Alla fine della tredicesima giornata, il campionato di serie A arriva ad un svolta. Mentre lenta ed inesorabile la Juventus recupera la vetta della classifica, dietro si staccano le sfidanti designate, a cominciare dalla Roma, bloccata a reti bianche in un grigio lunedì sera di fine novembre, davanti al proprio pubblico infreddolito e attonito.
Con l’arrivo del Generale Inverno, sospinti da un brillante colonnello basco, la controffensiva delle truppe “sabaude” piemontesi a Livorno ha sortito la riconquista del primato in classifica, mettendo a freno le aspettative rivoluzionarie che s’erano suscitate negli avversi popoli del pallone.
All’ombra del cupolone, nonostante un record di vittorie consecutive e l’invalicabilità dei bastioni difensivi, s’è aperta una breccia nella cittadella di Garcia e, complice l’assenza dell’eroe del popolo Francesco Totti, le polveri bagnate in fase d’attacco hanno frenato un’offensiva che sembrava avviata a non conoscere ostacoli. Adesso il momento critico richiede una decisione storica: ripartire recuperando quell’enfasi incagliata sulla tre quarti di centrocampo, anche a rischio di sfaldare la truppa, o ripiegare arroccando in difesa della ministeriale posizione in graduatoria, utile comunque per circolare all’interno degli accordi di Shengen con passaporto per la Champions?

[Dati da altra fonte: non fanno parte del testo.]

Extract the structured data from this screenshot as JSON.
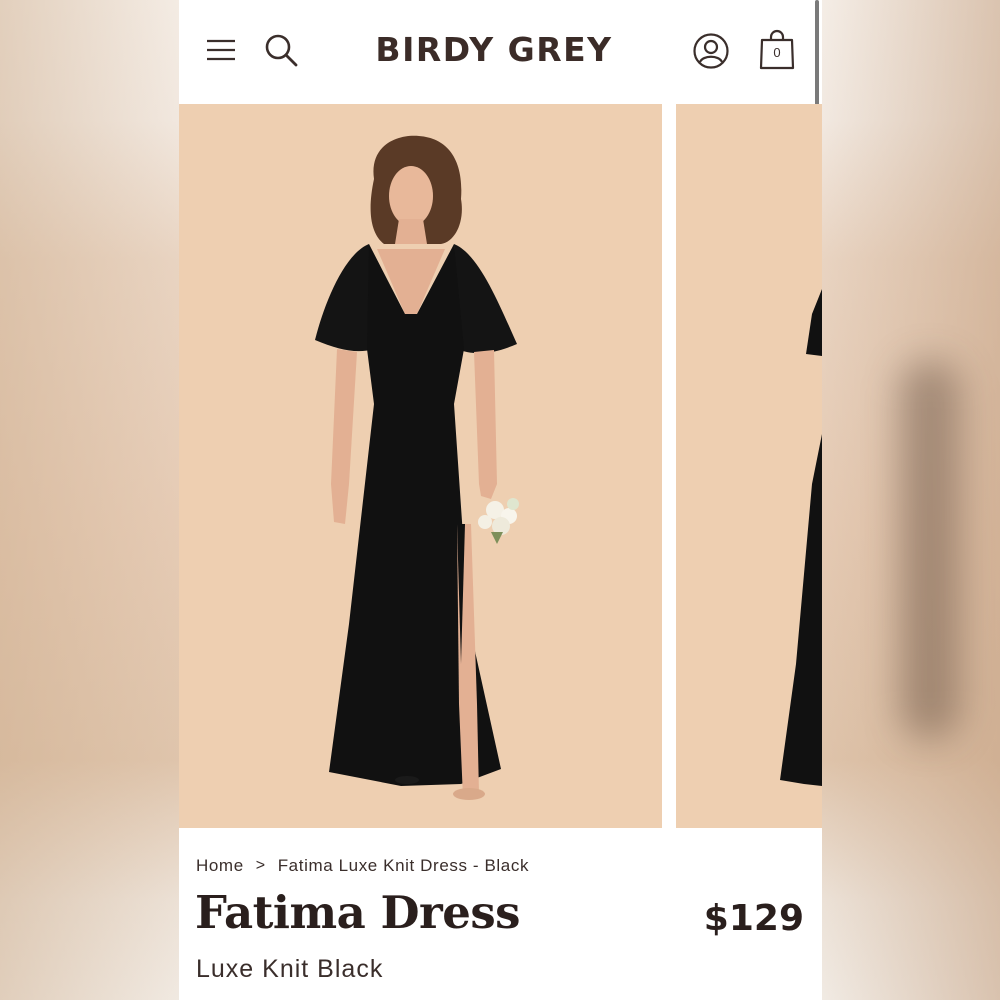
{
  "header": {
    "brand": "BIRDY GREY",
    "cart_count": "0",
    "icons": [
      "menu-icon",
      "search-icon",
      "account-icon",
      "shopping-bag-icon"
    ]
  },
  "gallery": {
    "background_color": "#eecfb1",
    "dress_color": "#111111",
    "images": [
      "model-black-dress-front",
      "model-black-dress-side"
    ]
  },
  "breadcrumb": {
    "home": "Home",
    "separator": ">",
    "current": "Fatima Luxe Knit Dress - Black"
  },
  "product": {
    "name": "Fatima Dress",
    "price": "$129",
    "variant": "Luxe Knit Black"
  }
}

Né suona meglio la musica degli sfidanti “borbonici” designati ad agosto, sfiatati dalla pressione del doppio impegno europeo, al punto da cedere in casa, trafitti da un guizzo del brigante Cassano, che proprio al Napoli ha voluto riservare la sua centesima stoccata in serie A. Forte dalla cintola in su, arrembante quando si trova a favor di vento, la truppa di Benitez sta dimostrando però di soffrire se affrontata con destrezza tattica e marcature arcigne. Lenta a centrocampo, stralunata in alcuni uomini chiave, sembra patire eccessivamente quando Higuain non azzecca la stoccata vincente. Dopo una prima sensazione iniziale, per cui il subentro dell’ex centravanti del Real Madrid al Matador Cavani sembrava aver giovato all’intera manovra di gioco aumentando il rendimento collettivo, oggi la prospettiva sembra essersi rovesciata, nel segno della dipendenza della squadra dalla capacità di finalizzare dell’argentino.
A Milano poi, non c’è velleità nobiliare che tenga, né l’ Inter né tantomeno il Milan (che per inciso, malgrado il contrito punticino interno, non ha perso nulla sui concorrenti alla volata europea) possono permettersi voli pindarici e quarti d’ora onirici. I nerazzurri, malgrado una buona prestazione e un collettivo che si conferma compatto ed ordinato nel condurre le operazioni di gioco, non sembrano disporre di un arsenale tale da impensierire realmente i nuovi primatisti. Carattere, disciplina e rigoroso attaccamento alle consegne, come si conviene alle squadre allenate dal comandante Mazzarri. Ma il pareggio contro un modesto Bologna ha reso evidente come la guerra di trincea, ancora cara al comando nerazzurro, consenta di attestare la posizione e difenderla dagli assalti delle compagini retrostanti, ma difficilmente permette di guadagnare metri in avanti.
Ripiegamento e recupero del morale invece, è quel che serve al Milan, per riproporre un contrassalto natalizio, in un campionato altrimenti segnato dalla parola chiave “decadenza”.
Lontana e troppo spesso fatua, la Fiorentina di Montella, che ad Udine ha sprecato l’occasione di rilanciarsi e capitalizzare i complimenti per quanto sin qui dimostrato nelle belle arti pallonare, perdendo gli ennesimi punti preziosi, per la ricorrente e preoccupante incapacità di andare oltre i preliminari del gol. L’assenza di Gomez e la mancanza di un sostituto di ruolo, rischiano di pesare malamente sul bilancio complessivo, nonostante l’impegno di Pepito Rossi per cantare e portare la croce.
Dopo un terzo di campionato, la mescolanza dei valori al vertice sta assestandosi in quelle reazioni a suo tempo previste. La Juventus è di nuovo in vetta e chi doveva essere secondo si appresta a rincorrere. Il campionato ricomincia ora.